I remember we had a picture together, me with Lisa and Rocky, from 9th grade graduation. I won that trophy and Lisa seemed more excited than I was. I remember her hand being on my shoulder in the picture. I had my mother send me a copy.

There was so much catching up to do. I hadn't seen you in 20 years, how did your life turn out? Were you happy?

I wanted to ask you if you remembered when I was going to fight Kendall from our 7th grade class. Kendall was new to our school. One day in first period I did or said something to egg him on and he just looked at me and said “three o’clock.”

My day in school was miserable from that point. I had gotten in plenty of fights, but Kendall was one of those country kids that was big for no other reason than just to be big for bigs sake. And country strong.

How long does a broken jaw take to heal? Does a raw t-bone steak on a black eye really help like it does on the Flinstones?

I remember you looking at me with your patented “good job” smirk and shaking your head. I showed up at three o’clock - with about 30 other school mates who were apparently anxious to see my blood on the outside of my body - because getting a beat down is a lot less painful than running home. Then for some miraculous reason Kendall's mother picked him up from school and we were friends from that day on. God protects babies and fools, so they say.

You and I walked home that day and didn't say a word to each other. You punched me in the arm halfway home and we both knew exactly what that meant so we just laughed.

Would you remember that?

I wanted to ask you to put on your thinking cap and see if you’d remember way back, back when we were three years old.
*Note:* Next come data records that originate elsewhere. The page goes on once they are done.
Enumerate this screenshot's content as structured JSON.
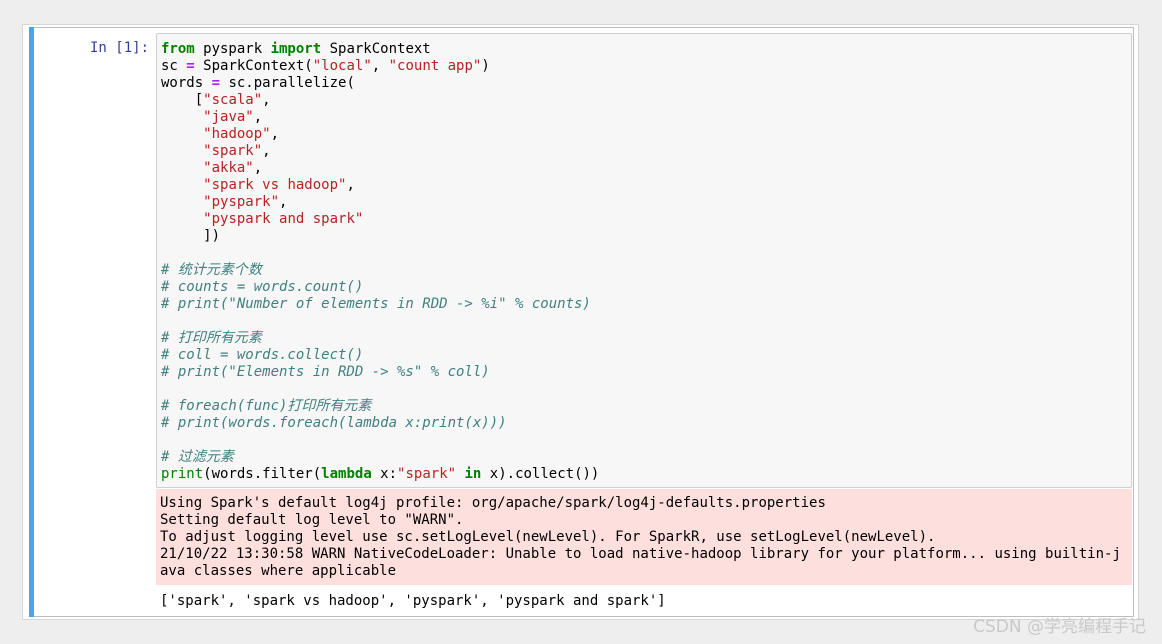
{
  "cell": {
    "prompt": "In [1]:",
    "code": {
      "l1": {
        "k1": "from",
        "t1": " pyspark ",
        "k2": "import",
        "t2": " SparkContext"
      },
      "l2": {
        "t1": "sc ",
        "op": "=",
        "t2": " SparkContext(",
        "s1": "\"local\"",
        "t3": ", ",
        "s2": "\"count app\"",
        "t4": ")"
      },
      "l3": {
        "t1": "words ",
        "op": "=",
        "t2": " sc.parallelize("
      },
      "list_open": "[",
      "items": [
        "\"scala\"",
        "\"java\"",
        "\"hadoop\"",
        "\"spark\"",
        "\"akka\"",
        "\"spark vs hadoop\"",
        "\"pyspark\"",
        "\"pyspark and spark\""
      ],
      "list_close": "])",
      "comments_count": [
        "# 统计元素个数",
        "# counts = words.count()",
        "# print(\"Number of elements in RDD -> %i\" % counts)"
      ],
      "comments_collect": [
        "# 打印所有元素",
        "# coll = words.collect()",
        "# print(\"Elements in RDD -> %s\" % coll)"
      ],
      "comments_foreach": [
        "# foreach(func)打印所有元素",
        "# print(words.foreach(lambda x:print(x)))"
      ],
      "comment_filter": "# 过滤元素",
      "last": {
        "b1": "print",
        "t1": "(words.filter(",
        "k1": "lambda",
        "t2": " x:",
        "s1": "\"spark\"",
        "t3": " ",
        "k2": "in",
        "t4": " x).collect())"
      }
    },
    "stderr": [
      "Using Spark's default log4j profile: org/apache/spark/log4j-defaults.properties",
      "Setting default log level to \"WARN\".",
      "To adjust logging level use sc.setLogLevel(newLevel). For SparkR, use setLogLevel(newLevel).",
      "21/10/22 13:30:58 WARN NativeCodeLoader: Unable to load native-hadoop library for your platform... using builtin-j",
      "ava classes where applicable"
    ],
    "stdout": "['spark', 'spark vs hadoop', 'pyspark', 'pyspark and spark']"
  },
  "watermark": "CSDN @学亮编程手记",
  "colors": {
    "selected_bar": "#42a5f5",
    "keyword": "#008000",
    "string": "#ba2121",
    "comment": "#408080",
    "operator": "#aa22ff",
    "stderr_bg": "#fddfdd",
    "prompt": "#303f9f"
  }
}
I was in daycare and your mother would pick me up and I’d stay at your house until my mother came home from work. One day at daycare I had escaped and was hiding in some bushes, found a straw, stuck it in the ground and in my infinite wisdom started to suck up the dirt. I started throwing up immediately and was sent to the nurse’s station. There I was in the nurse’s station, belly down on a table with a thermometer sticking in my butt when your mother walked in with you holding her hand. I was mortified. I remember you folding your arms and giving me that patented, sarcastic, Lisa “good job” smirk. Even at three.

Would you remember that?

It’s crushing to hear of a friends’ death; even more when you didn’t have a chance to say goodbye. But I never loved you any less. Sometimes life gets in the way.

And I want you to know that I’m still looking forward to getting together and catching up with you.

But it’ll have to wait until the next life.